Indeed, the network's ability to generalize may be as much a property of the grammar as the network itself. As the roles of the sentence map on to the grammar in such a regular manner, the network need only learn the sequence of roles, and what to bind them to. Obviously, in a real language, the approach taken here will not work. Although there remains the possibility that binding could be delayed until roles could be determined, this would require a substantial rework of the model.
Despite the fact that the model has achieved the chosen goal of semantic systematicity, it has not done so in an entirely successful and convincing manner. There is also some loss of value in the model due to its symbolic nature.

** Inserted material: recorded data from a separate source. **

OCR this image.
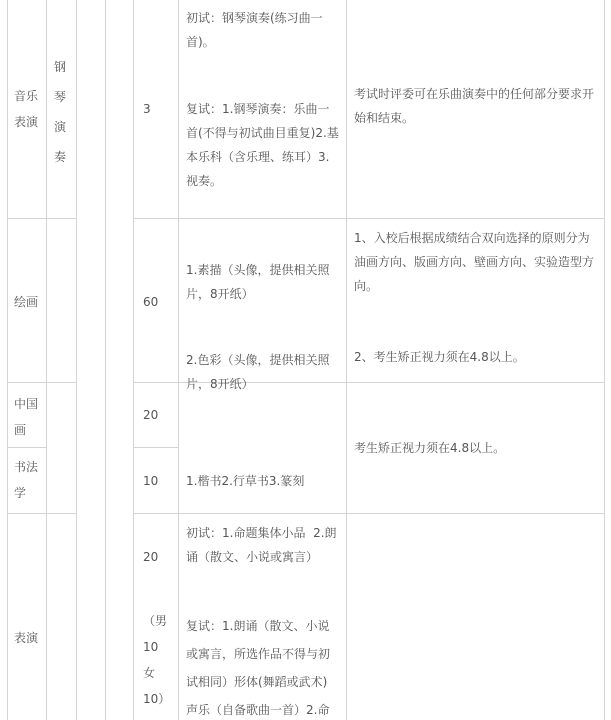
音乐
表演
钢
琴
演
奏
3
初试：钢琴演奏(练习曲一
首)。
复试：1.钢琴演奏：乐曲一
首(不得与初试曲目重复)2.基
本乐科（含乐理、练耳）3.
视奏。
考试时评委可在乐曲演奏中的任何部分要求开
始和结束。
绘画	60
1.素描（头像，提供相关照
片，8开纸）
2.色彩（头像，提供相关照
片，8开纸）
1、入校后根据成绩结合双向选择的原则分为
油画方向、版画方向、壁画方向、实验造型方
向。
2、考生矫正视力须在4.8以上。
中国
画
20
考生矫正视力须在4.8以上。
书法
学
10 1.楷书2.行草书3.篆刻
表演
20
（男
10
女
10）
初试：1.命题集体小品  2.朗
诵（散文、小说或寓言）
复试：1.朗诵（散文、小说
或寓言，所选作品不得与初
试相同）形体(舞蹈或武术)
声乐（自备歌曲一首）2.命
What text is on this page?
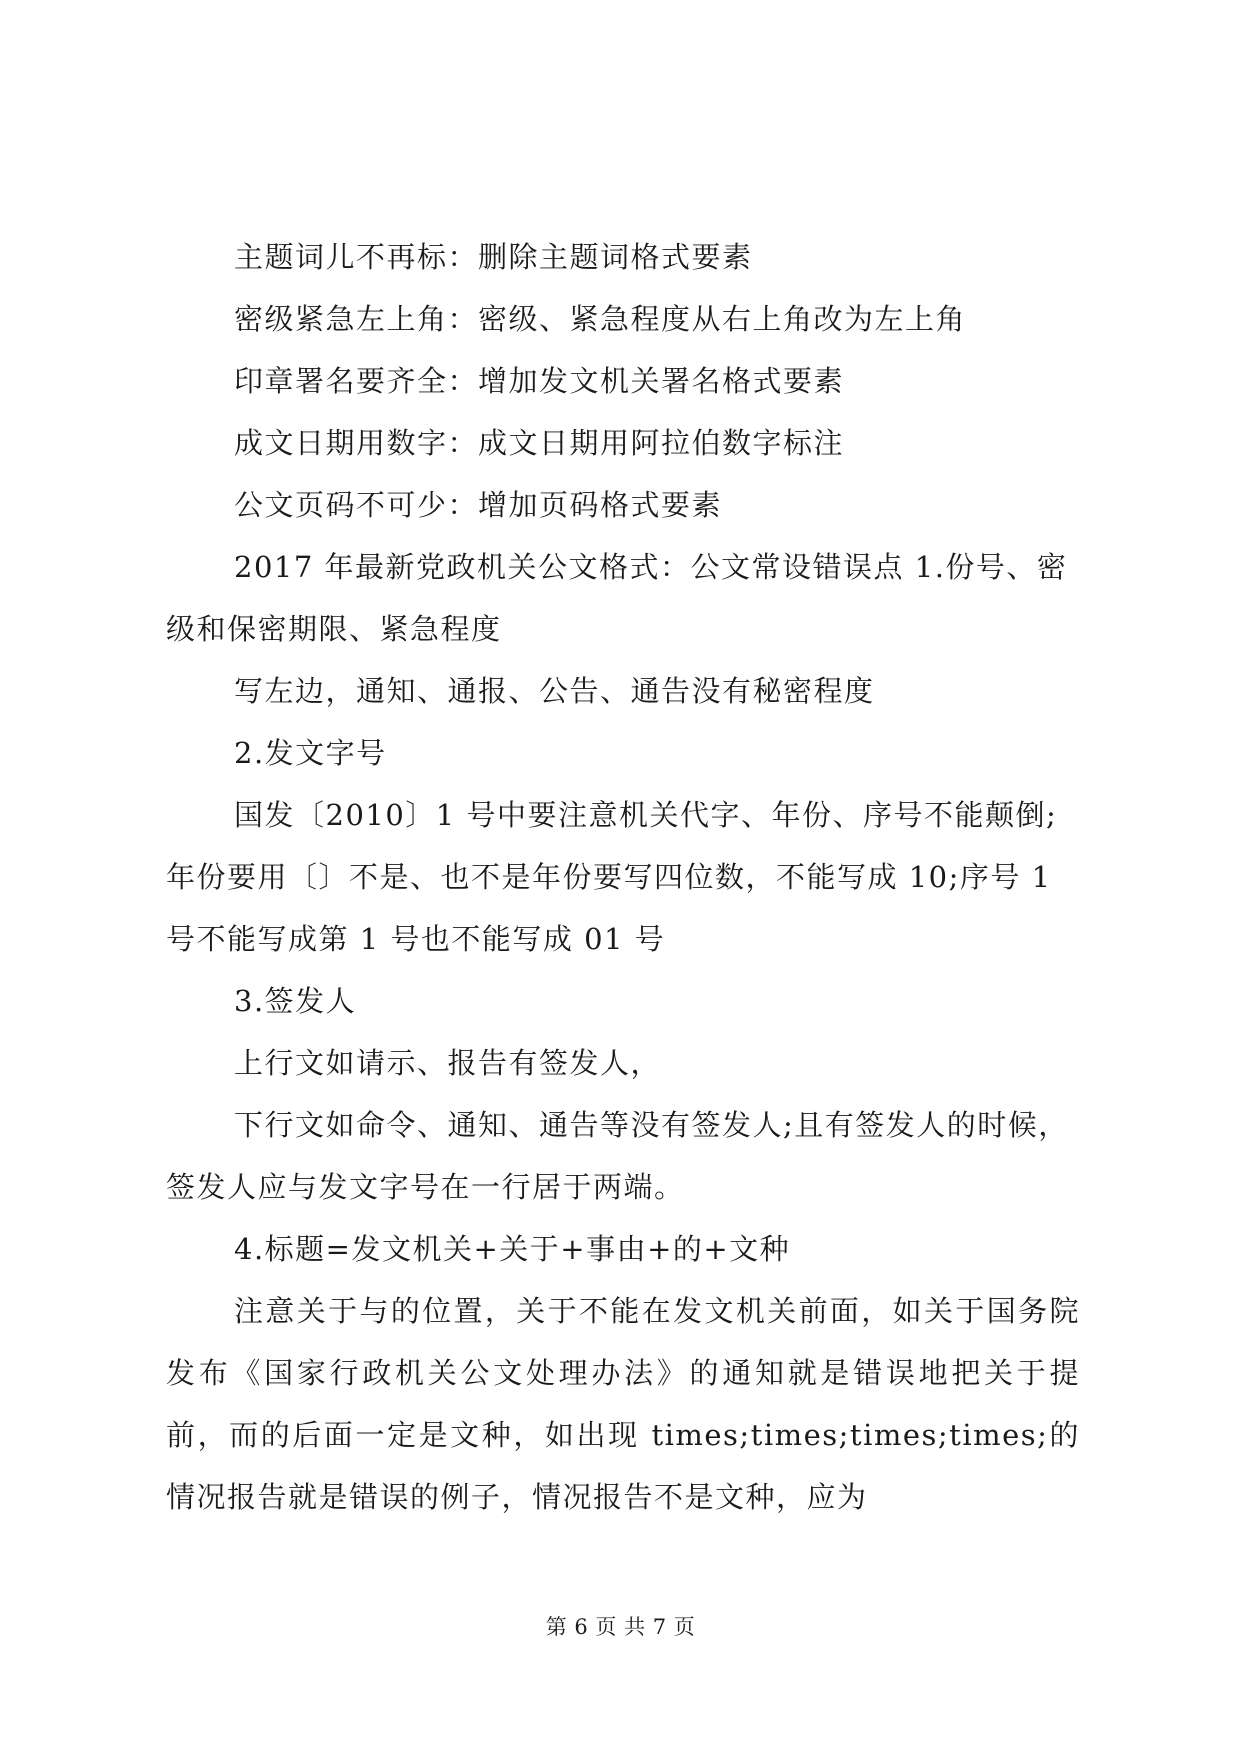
主题词儿不再标：删除主题词格式要素

密级紧急左上角：密级、紧急程度从右上角改为左上角

印章署名要齐全：增加发文机关署名格式要素

成文日期用数字：成文日期用阿拉伯数字标注

公文页码不可少：增加页码格式要素

2017 年最新党政机关公文格式：公文常设错误点 1.份号、密级和保密期限、紧急程度

写左边，通知、通报、公告、通告没有秘密程度

2.发文字号

国发〔2010〕1 号中要注意机关代字、年份、序号不能颠倒;年份要用〔〕不是、也不是年份要写四位数，不能写成 10;序号 1 号不能写成第 1 号也不能写成 01 号

3.签发人

上行文如请示、报告有签发人，

下行文如命令、通知、通告等没有签发人;且有签发人的时候，签发人应与发文字号在一行居于两端。

4.标题=发文机关+关于+事由+的+文种

注意关于与的位置，关于不能在发文机关前面，如关于国务院发布《国家行政机关公文处理办法》的通知就是错误地把关于提前，而的后面一定是文种，如出现 times;times;times;times;的情况报告就是错误的例子，情况报告不是文种，应为

第 6 页 共 7 页
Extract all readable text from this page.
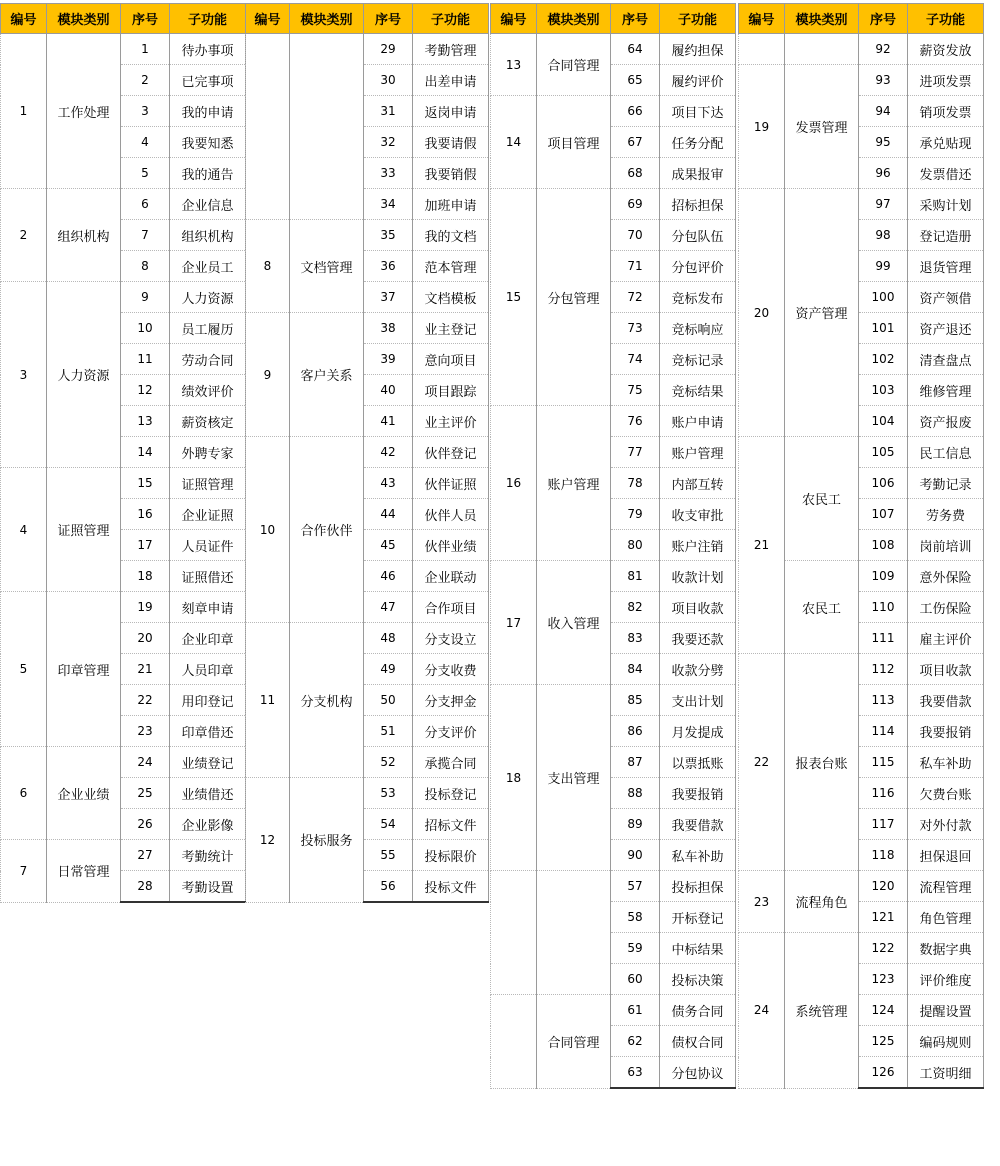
编号	模块类别	序号	子功能
1	工作处理	1	待办事项
		2	已完事项
		3	我的申请
		4	我要知悉
		5	我的通告
2	组织机构	6	企业信息
		7	组织机构
		8	企业员工
3	人力资源	9	人力资源
		10	员工履历
		11	劳动合同
		12	绩效评价
		13	薪资核定
		14	外聘专家
4	证照管理	15	证照管理
		16	企业证照
		17	人员证件
		18	证照借还
5	印章管理	19	刻章申请
		20	企业印章
		21	人员印章
		22	用印登记
		23	印章借还
6	企业业绩	24	业绩登记
		25	业绩借还
		26	企业影像
7	日常管理	27	考勤统计
		28	考勤设置
编号	模块类别	序号	子功能
		29	考勤管理
		30	出差申请
		31	返岗申请
		32	我要请假
		33	我要销假
		34	加班申请
8	文档管理	35	我的文档
		36	范本管理
		37	文档模板
9	客户关系	38	业主登记
		39	意向项目
		40	项目跟踪
		41	业主评价
10	合作伙伴	42	伙伴登记
		43	伙伴证照
		44	伙伴人员
		45	伙伴业绩
		46	企业联动
		47	合作项目
11	分支机构	48	分支设立
		49	分支收费
		50	分支押金
		51	分支评价
		52	承揽合同
12	投标服务	53	投标登记
		54	招标文件
		55	投标限价
		56	投标文件
编号	模块类别	序号	子功能
13	合同管理	64	履约担保
		65	履约评价
14	项目管理	66	项目下达
		67	任务分配
		68	成果报审
15	分包管理	69	招标担保
		70	分包队伍
		71	分包评价
		72	竞标发布
		73	竞标响应
		74	竞标记录
		75	竞标结果
16	账户管理	76	账户申请
		77	账户管理
		78	内部互转
		79	收支审批
		80	账户注销
17	收入管理	81	收款计划
		82	项目收款
		83	我要还款
		84	收款分劈
18	支出管理	85	支出计划
		86	月发提成
		87	以票抵账
		88	我要报销
		89	我要借款
		90	私车补助
		57	投标担保
		58	开标登记
		59	中标结果
		60	投标决策
	合同管理	61	债务合同
		62	债权合同
		63	分包协议
编号	模块类别	序号	子功能
		92	薪资发放
19	发票管理	93	进项发票
		94	销项发票
		95	承兑贴现
		96	发票借还
20	资产管理	97	采购计划
		98	登记造册
		99	退货管理
		100	资产领借
		101	资产退还
		102	清查盘点
		103	维修管理
		104	资产报废
21	农民工	105	民工信息
		106	考勤记录
		107	劳务费
		108	岗前培训
	农民工	109	意外保险
		110	工伤保险
		111	雇主评价
22	报表台账	112	项目收款
		113	我要借款
		114	我要报销
		115	私车补助
		116	欠费台账
		117	对外付款
		118	担保退回
23	流程角色	120	流程管理
		121	角色管理
24	系统管理	122	数据字典
		123	评价维度
		124	提醒设置
		125	编码规则
		126	工资明细
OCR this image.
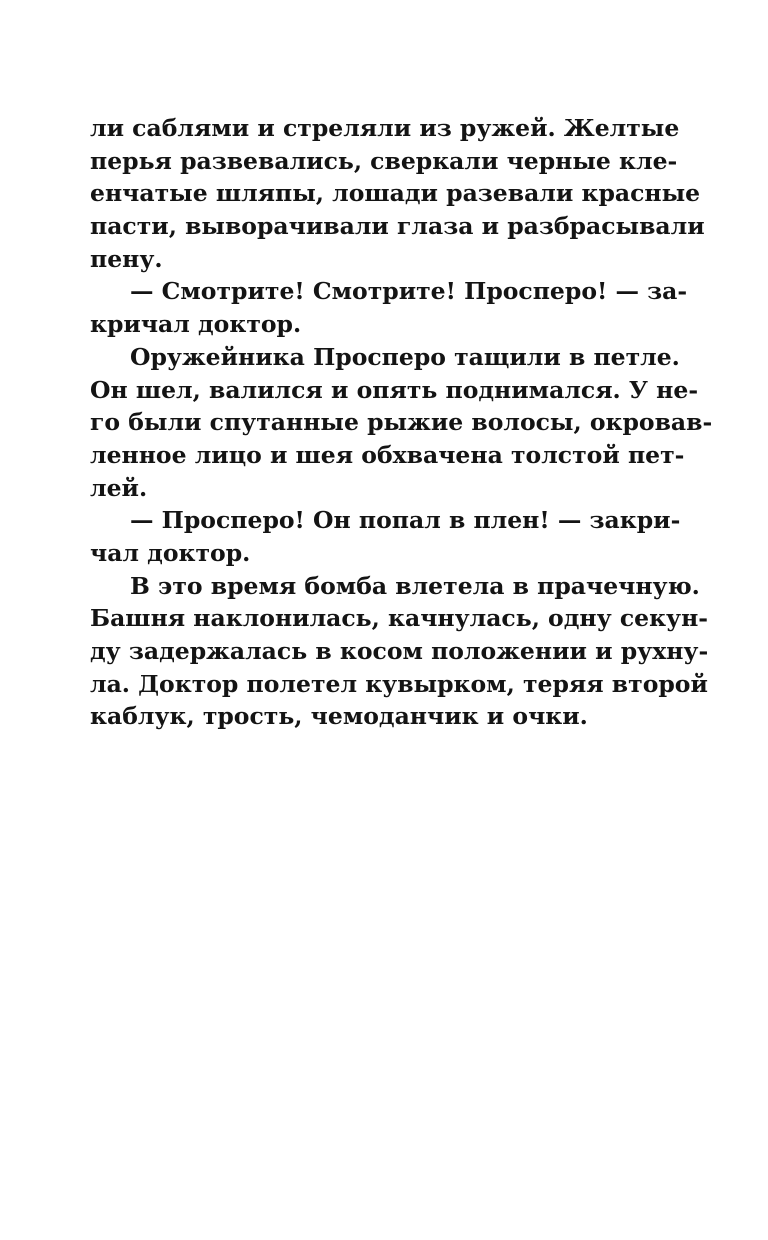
ли саблями и стреляли из ружей. Желтые
перья развевались, сверкали черные кле-
енчатые шляпы, лошади разевали красные
пасти, выворачивали глаза и разбрасывали
пену.
— Смотрите! Смотрите! Просперо! — за-
кричал доктор.
Оружейника Просперо тащили в петле.
Он шел, валился и опять поднимался. У не-
го были спутанные рыжие волосы, окровав-
ленное лицо и шея обхвачена толстой пет-
лей.
— Просперо! Он попал в плен! — закри-
чал доктор.
В это время бомба влетела в прачечную.
Башня наклонилась, качнулась, одну секун-
ду задержалась в косом положении и рухну-
ла. Доктор полетел кувырком, теряя второй
каблук, трость, чемоданчик и очки.
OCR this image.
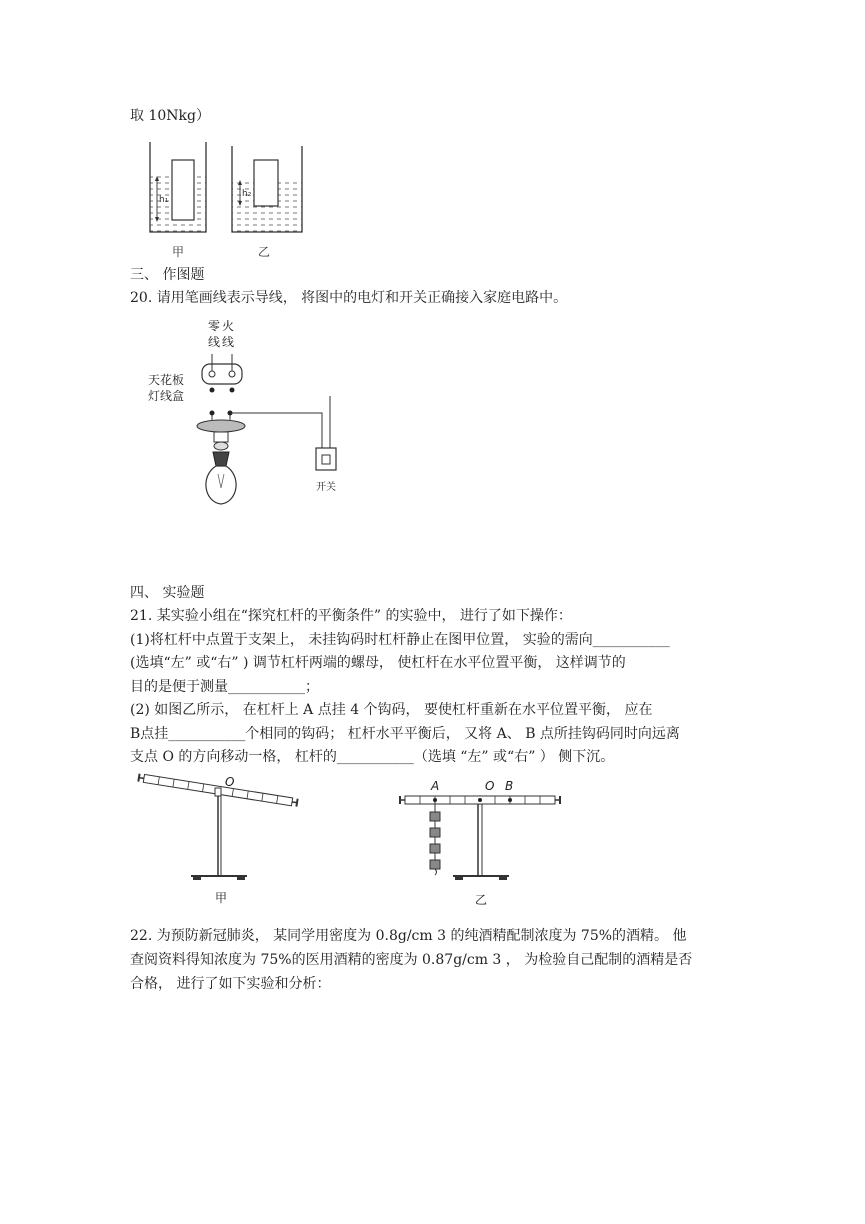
取 10Nkg）
h₁
h₂
甲	乙
三、 作图题
20. 请用笔画线表示导线， 将图中的电灯和开关正确接入家庭电路中。
零 火
线 线
天花板
灯线盒
开关
四、 实验题
21. 某实验小组在“探究杠杆的平衡条件” 的实验中， 进行了如下操作：
(1)将杠杆中点置于支架上， 未挂钩码时杠杆静止在图甲位置， 实验的需向___________
(选填“左” 或“右” ) 调节杠杆两端的螺母， 使杠杆在水平位置平衡， 这样调节的
目的是便于测量___________；
(2) 如图乙所示， 在杠杆上 A 点挂 4 个钩码， 要使杠杆重新在水平位置平衡， 应在
B点挂___________个相同的钩码； 杠杆水平平衡后， 又将 A、 B 点所挂钩码同时向远离
支点 O 的方向移动一格， 杠杆的___________（选填 “左” 或“右” ） 侧下沉。
O
甲
A	O B
乙
22. 为预防新冠肺炎， 某同学用密度为 0.8g/cm 3 的纯酒精配制浓度为 75%的酒精。 他
查阅资料得知浓度为 75%的医用酒精的密度为 0.87g/cm 3 ， 为检验自己配制的酒精是否
合格， 进行了如下实验和分析：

However, probably its greatest achievement has been to highlight the deficiencies in the definition of semantic systematicity. It is doubtful that many would regard this model as achieving systematicity in any satisfying way. If this models has served to draw attention to areas where the definition could be lacking, then it has still been successful.
References
Fodor, J. & Pylyshyn, Z. (1988) Connectionism and cognitive architecture: A critical analysis. Cognition, 28, 3 - 71.
Hadley, R. (1994) Systematicity in connectionist language learning. Mind & Language, 9, 431-444.